Chinese and Philippine diplomats squabbled Tuesday over the wording of a paragraph on the territorial rifts in a joint statement to be issued by Chinese and ASEAN leaders after they met Wednesday, two Philippine diplomats told The Associated Press on condition of anonymity because they were not authorized to talk to reporters.

When asked by Southeast Asian journalists, who sent in their questions in writing, about fears that China might seek hegemony in the region with its growing military might, Li portrayed his country as a gentle giant which has had no track record of expansionism in Asia — unlike Western powers.

But while China is firmly committed to a peaceful rise, Li said it “is unshakable in its resolve to uphold national sovereignty and territorial integrity.”

According to U.S. officials, Kerry is encouraging the ASEAN countries to continue to work “for enhanced coherence and unity” among themselves to bolster their position with China in negotiating a code of conduct for the South China Sea.

China has bristled at what it sees as U.S. interference in its backyard and has only reluctantly agreed to open consultations with ASEAN on a code of conduct.
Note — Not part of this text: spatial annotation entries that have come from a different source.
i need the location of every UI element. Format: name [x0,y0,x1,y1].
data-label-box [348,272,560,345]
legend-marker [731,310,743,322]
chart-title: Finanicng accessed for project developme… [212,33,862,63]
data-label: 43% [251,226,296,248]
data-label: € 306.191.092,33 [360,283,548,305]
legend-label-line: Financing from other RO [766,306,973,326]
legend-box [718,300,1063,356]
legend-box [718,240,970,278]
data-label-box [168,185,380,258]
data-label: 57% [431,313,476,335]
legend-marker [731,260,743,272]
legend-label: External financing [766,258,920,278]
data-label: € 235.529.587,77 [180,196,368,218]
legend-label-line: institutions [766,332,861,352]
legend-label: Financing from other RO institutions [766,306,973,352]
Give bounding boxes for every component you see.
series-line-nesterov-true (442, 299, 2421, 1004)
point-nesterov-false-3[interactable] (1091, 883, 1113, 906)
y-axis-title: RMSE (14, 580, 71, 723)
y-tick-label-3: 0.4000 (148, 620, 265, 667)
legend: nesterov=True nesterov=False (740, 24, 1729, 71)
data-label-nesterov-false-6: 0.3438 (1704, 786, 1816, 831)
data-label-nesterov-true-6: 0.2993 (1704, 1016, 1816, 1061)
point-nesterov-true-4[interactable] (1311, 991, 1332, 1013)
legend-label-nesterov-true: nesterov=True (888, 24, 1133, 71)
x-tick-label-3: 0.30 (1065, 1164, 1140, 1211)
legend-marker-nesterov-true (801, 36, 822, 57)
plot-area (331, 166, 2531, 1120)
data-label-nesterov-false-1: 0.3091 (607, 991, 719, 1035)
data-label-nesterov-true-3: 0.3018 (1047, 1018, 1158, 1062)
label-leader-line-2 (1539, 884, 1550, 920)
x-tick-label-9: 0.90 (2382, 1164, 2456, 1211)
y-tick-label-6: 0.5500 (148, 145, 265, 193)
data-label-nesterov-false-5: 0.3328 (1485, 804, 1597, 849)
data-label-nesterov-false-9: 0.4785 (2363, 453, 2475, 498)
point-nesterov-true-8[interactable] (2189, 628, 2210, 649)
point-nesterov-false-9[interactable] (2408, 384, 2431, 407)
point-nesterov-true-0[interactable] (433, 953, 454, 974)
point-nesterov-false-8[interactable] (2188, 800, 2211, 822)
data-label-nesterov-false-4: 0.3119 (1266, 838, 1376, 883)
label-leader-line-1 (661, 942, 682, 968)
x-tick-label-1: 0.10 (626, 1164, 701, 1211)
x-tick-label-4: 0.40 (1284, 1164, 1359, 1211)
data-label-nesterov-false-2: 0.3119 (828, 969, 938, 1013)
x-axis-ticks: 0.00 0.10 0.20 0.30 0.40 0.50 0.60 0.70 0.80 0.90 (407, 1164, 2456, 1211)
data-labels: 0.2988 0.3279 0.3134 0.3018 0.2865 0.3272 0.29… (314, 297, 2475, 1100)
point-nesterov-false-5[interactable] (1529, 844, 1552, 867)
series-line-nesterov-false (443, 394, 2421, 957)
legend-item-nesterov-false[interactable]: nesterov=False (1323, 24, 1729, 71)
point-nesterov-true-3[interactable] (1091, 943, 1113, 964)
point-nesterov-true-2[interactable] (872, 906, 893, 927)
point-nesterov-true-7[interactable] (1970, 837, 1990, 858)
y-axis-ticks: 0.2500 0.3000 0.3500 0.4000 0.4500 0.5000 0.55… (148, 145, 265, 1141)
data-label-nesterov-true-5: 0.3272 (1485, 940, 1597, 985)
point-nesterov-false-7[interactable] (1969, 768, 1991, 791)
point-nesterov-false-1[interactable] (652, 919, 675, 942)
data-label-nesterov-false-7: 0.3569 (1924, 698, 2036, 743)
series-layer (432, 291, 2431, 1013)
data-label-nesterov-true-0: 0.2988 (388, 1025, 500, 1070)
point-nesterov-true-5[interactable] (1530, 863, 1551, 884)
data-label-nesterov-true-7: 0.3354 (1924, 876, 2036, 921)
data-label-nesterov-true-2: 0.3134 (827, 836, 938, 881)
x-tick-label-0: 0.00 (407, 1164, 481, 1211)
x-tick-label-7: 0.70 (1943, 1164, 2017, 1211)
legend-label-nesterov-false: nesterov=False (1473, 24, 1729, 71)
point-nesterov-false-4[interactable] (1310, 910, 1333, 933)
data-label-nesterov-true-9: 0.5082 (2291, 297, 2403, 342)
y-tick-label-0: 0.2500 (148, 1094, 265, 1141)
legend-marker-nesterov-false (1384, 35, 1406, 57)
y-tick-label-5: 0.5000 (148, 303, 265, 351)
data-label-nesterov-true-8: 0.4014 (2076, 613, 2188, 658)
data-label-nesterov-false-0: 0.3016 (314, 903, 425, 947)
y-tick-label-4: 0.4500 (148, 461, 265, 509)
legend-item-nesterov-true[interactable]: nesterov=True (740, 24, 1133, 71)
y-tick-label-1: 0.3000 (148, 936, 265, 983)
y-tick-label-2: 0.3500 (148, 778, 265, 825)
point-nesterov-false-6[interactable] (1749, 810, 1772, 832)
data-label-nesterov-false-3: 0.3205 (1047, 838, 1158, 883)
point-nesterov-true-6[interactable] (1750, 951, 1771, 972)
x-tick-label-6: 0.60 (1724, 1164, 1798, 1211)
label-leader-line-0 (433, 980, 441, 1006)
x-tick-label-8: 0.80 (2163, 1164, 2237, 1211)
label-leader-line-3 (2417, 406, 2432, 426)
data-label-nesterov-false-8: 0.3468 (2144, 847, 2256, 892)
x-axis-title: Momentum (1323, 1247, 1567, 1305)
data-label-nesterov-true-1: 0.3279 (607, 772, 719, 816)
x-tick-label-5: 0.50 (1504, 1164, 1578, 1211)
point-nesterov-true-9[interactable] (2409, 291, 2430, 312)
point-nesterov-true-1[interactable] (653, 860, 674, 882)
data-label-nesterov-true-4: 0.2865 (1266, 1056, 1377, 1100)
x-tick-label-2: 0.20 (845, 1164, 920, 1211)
It has also aggressively lobbied some ASEAN members to prevent a consensus on the matter.

The U.S. weighed in on the issue during Obama’s first term, when Washington announced it had a national security interest in keeping the world’s busiest commercial sea lanes open and peacefully resolving competing territorial claims based on freedom of navigation.

One U.S. official said the United States and ASEAN are now in “violent agreement” on the principles of freedom of navigation and negotiated settlements to the territorial disputes.

After their separate meetings with the ASEAN leaders, Li and Kerry met each other. While each extolled a new chapter in Washington-Beijing ties, some friction was evident.

“I am sure that we are committed to living with each other in harmony,” Li told Kerry, while repeating China’s long-standing position that it is far from a developed country and as such cannot be expected to live up to the same standards as the West.

In his remarks, Kerry offered a tart rejoinder.

“We think you are a little more developed that you may want to say you are, but nevertheless we have the same responsibility regardless,” Kerry said.